3. Who do I contact if I have questions about purchasing an advanced custom panel before starting the panel design process?
Contact your local sales representative or distributor for any questions about advanced panel designs. If you do not know your local sales representative, contact customerservice@10xgenomics.com.
4. What is an Advanced Panel Upgrade and how do I pay for it?
An Advanced Panel Upgrade is a product upgrade that enables you to generate panels for applications not possible with standard gene expression panels. The advanced custom and species custom designs are complex and require bespoke design optimization for each panel request. You can upgrade your custom panel to an advanced panel by purchasing an Advanced Panel Upgrade.
You need to have a PO for a custom panel and an Advanced Panel Upgrade associated with the panel design ID in order to submit a request for an advanced custom panel on the Xenium Panel Designer. We will invoice you for both part numbers after the panel design has been finalized (Xenium v1 PNs, Xenium Prime PNs).

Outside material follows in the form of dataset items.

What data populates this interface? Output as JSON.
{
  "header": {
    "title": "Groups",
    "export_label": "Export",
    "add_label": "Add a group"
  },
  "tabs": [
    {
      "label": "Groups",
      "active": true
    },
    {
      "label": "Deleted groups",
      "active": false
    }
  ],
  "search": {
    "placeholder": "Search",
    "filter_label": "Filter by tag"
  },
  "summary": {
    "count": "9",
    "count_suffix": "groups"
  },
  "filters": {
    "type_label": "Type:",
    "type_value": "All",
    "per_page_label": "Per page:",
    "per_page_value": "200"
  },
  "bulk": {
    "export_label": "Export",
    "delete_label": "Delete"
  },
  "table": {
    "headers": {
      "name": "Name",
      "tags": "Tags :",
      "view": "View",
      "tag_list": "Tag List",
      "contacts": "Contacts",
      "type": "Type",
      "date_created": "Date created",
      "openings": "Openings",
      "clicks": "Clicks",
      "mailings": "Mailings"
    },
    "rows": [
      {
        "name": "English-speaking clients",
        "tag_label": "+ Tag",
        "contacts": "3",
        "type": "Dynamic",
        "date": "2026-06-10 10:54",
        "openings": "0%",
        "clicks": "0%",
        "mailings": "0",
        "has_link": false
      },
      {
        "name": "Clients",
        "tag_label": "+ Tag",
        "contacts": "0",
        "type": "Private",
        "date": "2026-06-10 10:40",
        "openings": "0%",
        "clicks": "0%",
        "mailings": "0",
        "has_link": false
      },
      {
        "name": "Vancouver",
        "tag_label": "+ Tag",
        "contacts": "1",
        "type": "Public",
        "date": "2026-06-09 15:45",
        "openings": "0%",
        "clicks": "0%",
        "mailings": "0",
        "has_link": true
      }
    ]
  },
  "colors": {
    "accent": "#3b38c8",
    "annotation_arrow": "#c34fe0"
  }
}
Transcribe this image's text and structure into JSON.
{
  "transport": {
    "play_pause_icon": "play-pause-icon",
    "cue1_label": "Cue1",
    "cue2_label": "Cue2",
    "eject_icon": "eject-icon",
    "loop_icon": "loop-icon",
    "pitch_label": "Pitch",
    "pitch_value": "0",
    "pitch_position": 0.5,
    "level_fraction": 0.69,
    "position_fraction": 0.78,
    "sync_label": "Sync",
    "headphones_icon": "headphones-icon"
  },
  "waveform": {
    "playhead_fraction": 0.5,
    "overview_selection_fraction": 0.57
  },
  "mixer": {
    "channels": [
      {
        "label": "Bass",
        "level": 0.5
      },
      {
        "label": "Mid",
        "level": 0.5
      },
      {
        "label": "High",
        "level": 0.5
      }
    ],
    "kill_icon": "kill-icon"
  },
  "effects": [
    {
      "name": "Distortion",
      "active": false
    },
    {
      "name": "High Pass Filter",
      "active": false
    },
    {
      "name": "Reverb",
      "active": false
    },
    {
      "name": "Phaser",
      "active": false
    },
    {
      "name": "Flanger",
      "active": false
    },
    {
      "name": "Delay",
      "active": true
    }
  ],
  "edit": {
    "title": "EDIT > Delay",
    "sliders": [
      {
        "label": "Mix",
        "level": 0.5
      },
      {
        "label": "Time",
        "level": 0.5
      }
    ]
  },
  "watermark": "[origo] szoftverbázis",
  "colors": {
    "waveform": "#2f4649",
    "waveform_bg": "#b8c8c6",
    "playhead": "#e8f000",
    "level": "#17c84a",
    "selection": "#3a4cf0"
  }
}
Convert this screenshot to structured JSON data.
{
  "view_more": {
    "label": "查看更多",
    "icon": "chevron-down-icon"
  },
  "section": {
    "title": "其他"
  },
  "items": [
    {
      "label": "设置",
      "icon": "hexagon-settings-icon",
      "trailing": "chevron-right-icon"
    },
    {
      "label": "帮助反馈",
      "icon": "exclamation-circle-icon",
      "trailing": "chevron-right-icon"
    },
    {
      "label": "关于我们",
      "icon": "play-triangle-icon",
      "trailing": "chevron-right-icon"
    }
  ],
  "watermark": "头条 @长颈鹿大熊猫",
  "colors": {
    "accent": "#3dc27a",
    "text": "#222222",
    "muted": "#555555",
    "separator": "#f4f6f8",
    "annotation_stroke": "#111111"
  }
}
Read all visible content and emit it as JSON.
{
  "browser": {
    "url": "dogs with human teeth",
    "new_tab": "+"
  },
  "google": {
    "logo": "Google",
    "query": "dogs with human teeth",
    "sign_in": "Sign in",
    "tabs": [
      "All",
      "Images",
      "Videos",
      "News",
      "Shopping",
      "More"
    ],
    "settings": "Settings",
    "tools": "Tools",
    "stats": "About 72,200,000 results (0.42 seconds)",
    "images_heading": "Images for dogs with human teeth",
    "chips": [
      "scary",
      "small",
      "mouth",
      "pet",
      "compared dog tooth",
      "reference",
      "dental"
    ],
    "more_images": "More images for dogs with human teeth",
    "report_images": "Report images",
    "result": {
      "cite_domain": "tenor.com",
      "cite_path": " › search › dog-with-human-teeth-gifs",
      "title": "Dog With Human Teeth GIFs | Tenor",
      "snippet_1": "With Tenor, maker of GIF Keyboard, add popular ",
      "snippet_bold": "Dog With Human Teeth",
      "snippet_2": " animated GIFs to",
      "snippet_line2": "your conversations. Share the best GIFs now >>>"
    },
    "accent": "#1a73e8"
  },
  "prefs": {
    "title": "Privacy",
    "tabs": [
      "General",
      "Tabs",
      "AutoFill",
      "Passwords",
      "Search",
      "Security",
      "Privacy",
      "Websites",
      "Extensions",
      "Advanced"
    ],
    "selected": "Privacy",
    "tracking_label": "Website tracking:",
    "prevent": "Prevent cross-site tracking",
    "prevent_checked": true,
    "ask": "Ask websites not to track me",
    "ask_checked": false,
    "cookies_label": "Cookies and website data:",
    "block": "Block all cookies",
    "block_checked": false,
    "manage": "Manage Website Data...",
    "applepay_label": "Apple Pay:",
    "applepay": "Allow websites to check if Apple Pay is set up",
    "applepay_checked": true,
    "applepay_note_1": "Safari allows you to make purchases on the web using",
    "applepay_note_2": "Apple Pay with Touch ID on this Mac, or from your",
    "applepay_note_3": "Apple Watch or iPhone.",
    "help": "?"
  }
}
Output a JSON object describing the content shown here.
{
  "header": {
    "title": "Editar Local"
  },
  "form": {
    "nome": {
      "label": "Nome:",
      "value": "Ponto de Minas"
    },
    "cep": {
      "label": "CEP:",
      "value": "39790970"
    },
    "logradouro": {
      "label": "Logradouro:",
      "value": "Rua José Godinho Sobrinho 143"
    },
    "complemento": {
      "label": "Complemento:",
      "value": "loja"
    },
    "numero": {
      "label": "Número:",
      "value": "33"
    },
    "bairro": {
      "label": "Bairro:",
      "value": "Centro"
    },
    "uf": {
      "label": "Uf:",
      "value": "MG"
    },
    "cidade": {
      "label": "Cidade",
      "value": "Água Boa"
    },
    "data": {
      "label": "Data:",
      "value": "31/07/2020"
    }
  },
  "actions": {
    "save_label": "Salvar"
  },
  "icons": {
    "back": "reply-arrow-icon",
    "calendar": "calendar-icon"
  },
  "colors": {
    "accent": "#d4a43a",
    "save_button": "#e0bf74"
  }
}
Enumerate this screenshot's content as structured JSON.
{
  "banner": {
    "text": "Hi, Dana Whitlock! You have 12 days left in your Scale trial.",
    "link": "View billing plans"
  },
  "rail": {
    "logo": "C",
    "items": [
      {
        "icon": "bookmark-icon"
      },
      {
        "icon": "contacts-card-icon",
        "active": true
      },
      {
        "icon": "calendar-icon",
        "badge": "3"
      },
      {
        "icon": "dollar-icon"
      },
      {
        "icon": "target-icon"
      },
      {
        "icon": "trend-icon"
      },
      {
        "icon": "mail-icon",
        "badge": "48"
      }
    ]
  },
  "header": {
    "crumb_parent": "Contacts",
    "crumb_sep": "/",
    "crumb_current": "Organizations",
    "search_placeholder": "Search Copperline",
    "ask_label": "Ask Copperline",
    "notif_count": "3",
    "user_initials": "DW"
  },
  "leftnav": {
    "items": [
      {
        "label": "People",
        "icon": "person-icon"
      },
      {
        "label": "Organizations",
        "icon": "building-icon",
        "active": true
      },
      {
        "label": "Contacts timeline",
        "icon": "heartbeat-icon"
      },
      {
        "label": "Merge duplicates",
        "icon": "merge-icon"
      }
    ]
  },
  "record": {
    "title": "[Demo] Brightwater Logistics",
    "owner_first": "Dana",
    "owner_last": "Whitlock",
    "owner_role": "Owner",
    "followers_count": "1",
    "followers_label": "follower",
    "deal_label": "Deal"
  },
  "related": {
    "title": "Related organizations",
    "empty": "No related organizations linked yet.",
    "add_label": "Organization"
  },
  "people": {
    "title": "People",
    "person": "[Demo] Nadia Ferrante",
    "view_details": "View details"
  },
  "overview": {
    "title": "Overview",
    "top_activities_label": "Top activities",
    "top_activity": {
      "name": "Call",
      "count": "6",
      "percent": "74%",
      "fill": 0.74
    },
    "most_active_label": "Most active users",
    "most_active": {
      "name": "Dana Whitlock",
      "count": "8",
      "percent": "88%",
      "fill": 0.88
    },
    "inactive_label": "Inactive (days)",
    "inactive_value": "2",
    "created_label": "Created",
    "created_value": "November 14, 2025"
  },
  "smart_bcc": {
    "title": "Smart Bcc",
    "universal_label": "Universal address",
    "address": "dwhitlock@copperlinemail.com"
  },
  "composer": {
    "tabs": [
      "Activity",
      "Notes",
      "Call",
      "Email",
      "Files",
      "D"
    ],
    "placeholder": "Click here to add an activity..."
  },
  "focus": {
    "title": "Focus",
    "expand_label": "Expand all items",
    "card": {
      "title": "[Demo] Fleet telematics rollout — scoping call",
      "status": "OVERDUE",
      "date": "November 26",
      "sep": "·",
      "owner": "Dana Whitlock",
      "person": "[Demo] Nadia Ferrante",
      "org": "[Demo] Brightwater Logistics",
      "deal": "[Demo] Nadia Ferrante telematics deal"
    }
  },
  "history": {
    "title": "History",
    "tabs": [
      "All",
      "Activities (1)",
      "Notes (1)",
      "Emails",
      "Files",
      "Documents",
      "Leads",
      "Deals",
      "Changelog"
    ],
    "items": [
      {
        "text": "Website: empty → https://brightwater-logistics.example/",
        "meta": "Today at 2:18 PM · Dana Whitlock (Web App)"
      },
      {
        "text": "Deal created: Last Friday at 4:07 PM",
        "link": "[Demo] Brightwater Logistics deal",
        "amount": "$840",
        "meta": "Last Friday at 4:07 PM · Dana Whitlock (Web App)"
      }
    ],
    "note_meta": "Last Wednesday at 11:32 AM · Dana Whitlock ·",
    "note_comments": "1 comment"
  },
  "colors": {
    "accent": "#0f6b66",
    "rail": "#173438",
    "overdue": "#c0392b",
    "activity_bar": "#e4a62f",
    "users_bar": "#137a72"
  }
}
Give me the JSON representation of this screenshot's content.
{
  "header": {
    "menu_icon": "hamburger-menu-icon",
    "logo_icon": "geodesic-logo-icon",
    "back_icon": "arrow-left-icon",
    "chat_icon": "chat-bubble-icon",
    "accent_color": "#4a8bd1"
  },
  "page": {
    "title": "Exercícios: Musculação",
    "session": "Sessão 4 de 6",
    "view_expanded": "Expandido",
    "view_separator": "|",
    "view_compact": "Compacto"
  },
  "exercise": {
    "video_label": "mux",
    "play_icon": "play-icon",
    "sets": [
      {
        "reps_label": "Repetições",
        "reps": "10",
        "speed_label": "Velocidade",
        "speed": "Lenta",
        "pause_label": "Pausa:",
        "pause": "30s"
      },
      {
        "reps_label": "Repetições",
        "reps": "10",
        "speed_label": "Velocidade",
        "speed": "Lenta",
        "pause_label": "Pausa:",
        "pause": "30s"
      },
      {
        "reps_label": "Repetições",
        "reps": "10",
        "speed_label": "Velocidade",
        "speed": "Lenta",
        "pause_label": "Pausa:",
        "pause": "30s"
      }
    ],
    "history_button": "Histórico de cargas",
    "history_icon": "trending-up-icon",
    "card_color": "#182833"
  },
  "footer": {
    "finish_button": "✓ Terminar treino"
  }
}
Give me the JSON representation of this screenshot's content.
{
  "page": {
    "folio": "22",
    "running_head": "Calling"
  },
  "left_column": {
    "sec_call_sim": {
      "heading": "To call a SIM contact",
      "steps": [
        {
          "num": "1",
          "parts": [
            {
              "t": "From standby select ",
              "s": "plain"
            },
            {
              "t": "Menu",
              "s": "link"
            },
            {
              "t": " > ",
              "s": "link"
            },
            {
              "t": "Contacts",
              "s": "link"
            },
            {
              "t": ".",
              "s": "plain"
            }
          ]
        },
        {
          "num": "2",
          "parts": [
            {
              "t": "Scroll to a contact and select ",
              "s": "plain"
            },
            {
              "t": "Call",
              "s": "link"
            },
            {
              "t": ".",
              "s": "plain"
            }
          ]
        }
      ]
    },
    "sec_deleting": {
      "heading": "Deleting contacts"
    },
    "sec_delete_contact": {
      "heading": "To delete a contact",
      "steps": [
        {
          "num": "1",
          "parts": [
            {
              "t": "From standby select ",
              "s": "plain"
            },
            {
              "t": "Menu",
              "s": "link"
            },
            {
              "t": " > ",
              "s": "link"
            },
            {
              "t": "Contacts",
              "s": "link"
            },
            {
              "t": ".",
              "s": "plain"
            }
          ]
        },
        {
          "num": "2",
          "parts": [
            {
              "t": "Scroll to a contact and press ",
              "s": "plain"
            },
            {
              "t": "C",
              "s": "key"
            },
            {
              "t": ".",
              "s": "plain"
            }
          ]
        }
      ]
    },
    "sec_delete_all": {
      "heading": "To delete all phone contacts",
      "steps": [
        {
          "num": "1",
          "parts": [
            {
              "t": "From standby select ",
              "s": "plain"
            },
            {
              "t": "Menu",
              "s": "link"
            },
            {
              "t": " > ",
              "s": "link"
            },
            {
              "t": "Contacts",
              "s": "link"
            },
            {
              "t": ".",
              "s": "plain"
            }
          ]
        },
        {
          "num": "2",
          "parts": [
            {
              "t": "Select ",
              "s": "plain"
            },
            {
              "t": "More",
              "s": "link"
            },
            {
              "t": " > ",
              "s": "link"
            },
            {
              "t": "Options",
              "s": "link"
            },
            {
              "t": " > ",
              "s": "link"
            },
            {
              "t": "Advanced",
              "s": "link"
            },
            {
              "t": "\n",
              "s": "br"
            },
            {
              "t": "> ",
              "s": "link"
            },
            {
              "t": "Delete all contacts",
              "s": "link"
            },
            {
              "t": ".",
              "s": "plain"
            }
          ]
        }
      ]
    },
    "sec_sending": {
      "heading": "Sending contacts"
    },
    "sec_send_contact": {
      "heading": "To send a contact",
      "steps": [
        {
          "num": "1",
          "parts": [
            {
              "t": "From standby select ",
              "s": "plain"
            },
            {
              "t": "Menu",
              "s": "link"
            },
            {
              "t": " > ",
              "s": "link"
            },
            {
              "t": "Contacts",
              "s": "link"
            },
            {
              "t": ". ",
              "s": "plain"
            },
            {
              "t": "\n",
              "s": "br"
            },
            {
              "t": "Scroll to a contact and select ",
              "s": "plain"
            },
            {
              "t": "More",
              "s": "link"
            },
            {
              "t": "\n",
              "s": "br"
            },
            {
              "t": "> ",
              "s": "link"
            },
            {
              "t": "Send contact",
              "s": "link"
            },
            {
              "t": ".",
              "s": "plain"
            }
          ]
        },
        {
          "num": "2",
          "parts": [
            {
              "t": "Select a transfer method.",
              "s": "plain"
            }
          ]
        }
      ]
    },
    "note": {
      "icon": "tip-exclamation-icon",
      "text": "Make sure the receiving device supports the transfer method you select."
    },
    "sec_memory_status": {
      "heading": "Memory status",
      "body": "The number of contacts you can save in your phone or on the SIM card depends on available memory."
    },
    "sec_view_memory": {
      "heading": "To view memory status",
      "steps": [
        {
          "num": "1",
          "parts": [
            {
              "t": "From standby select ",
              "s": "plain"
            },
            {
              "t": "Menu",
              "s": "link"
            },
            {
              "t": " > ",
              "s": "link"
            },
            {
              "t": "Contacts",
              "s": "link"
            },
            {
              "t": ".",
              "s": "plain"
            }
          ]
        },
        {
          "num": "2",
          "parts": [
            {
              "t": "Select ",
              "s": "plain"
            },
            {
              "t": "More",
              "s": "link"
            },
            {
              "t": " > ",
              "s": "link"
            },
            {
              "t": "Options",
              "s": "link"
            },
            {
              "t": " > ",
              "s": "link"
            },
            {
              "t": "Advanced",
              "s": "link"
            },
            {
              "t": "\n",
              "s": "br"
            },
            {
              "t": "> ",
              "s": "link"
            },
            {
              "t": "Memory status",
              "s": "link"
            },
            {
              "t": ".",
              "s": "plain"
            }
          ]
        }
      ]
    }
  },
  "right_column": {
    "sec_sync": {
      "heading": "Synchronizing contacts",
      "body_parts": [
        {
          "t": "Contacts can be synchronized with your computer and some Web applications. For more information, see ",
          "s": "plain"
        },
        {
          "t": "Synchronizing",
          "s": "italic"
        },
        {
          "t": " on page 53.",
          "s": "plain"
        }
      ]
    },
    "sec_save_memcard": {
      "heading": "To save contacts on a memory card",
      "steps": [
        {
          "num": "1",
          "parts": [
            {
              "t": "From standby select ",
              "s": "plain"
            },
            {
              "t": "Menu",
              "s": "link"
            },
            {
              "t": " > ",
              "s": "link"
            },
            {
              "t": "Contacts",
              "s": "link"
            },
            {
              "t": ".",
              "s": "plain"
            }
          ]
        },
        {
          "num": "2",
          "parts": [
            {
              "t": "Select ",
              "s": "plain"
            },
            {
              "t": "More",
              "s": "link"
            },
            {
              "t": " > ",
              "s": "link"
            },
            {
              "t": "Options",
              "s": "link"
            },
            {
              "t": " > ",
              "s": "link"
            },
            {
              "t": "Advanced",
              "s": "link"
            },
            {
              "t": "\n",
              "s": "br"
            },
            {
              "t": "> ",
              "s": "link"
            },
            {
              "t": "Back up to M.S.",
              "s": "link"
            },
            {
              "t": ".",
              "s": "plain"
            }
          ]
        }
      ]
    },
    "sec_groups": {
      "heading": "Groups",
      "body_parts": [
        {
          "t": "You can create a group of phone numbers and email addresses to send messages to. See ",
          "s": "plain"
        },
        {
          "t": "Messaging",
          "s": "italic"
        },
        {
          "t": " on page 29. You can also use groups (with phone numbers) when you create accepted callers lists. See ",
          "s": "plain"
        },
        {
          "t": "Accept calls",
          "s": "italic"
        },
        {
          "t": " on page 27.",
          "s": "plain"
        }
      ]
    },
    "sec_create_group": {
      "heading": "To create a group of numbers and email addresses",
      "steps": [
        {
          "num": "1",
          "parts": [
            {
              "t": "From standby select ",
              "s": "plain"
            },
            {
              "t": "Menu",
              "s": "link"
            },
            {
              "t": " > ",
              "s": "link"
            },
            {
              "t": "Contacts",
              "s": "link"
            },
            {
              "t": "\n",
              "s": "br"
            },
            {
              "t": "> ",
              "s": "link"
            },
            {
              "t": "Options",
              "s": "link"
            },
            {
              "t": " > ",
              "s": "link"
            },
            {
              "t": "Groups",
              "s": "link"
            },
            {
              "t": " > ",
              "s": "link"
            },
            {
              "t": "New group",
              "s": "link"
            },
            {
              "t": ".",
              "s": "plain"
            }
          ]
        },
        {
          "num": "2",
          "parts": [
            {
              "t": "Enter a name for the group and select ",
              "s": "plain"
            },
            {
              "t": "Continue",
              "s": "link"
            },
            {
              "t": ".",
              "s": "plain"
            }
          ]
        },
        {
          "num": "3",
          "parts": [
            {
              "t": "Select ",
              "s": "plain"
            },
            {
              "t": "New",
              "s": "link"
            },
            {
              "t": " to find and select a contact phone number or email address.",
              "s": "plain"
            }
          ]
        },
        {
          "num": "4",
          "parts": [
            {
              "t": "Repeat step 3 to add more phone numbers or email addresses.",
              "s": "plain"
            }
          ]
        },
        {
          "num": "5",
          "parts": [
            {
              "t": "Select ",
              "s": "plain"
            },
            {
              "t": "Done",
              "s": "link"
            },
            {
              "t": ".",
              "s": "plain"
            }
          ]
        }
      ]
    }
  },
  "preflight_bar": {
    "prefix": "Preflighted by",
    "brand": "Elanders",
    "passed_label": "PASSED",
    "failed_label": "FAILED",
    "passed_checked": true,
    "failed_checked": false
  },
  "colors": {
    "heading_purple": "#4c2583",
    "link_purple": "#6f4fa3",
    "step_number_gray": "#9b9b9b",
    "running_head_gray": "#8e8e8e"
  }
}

5. Why do I need an Advanced Panel Upgrade?
Each advanced custom or species standalone custom request is built by the 10x Genomics Applied Bioinformatics team in collaboration with customers. The Advanced Panel Upgrade is only required for designs led by our Applied Bioinformatics team.
6. I plan to request a human or mouse panel and to add probes for bacterial or viral genes. Should I select "human", "mouse", or "other" for my organism?
We would consider "human" or "mouse" to be the organism in this case, with advanced custom targets added.
7. How do I specify sequences for advanced custom design?
There are a few common target design modes: isoforms, single nucleotide variants, exogenous genes, T cell receptors, and barcode detection. Guidance for submitting information for these targets is provided in the Advanced workflow documentation.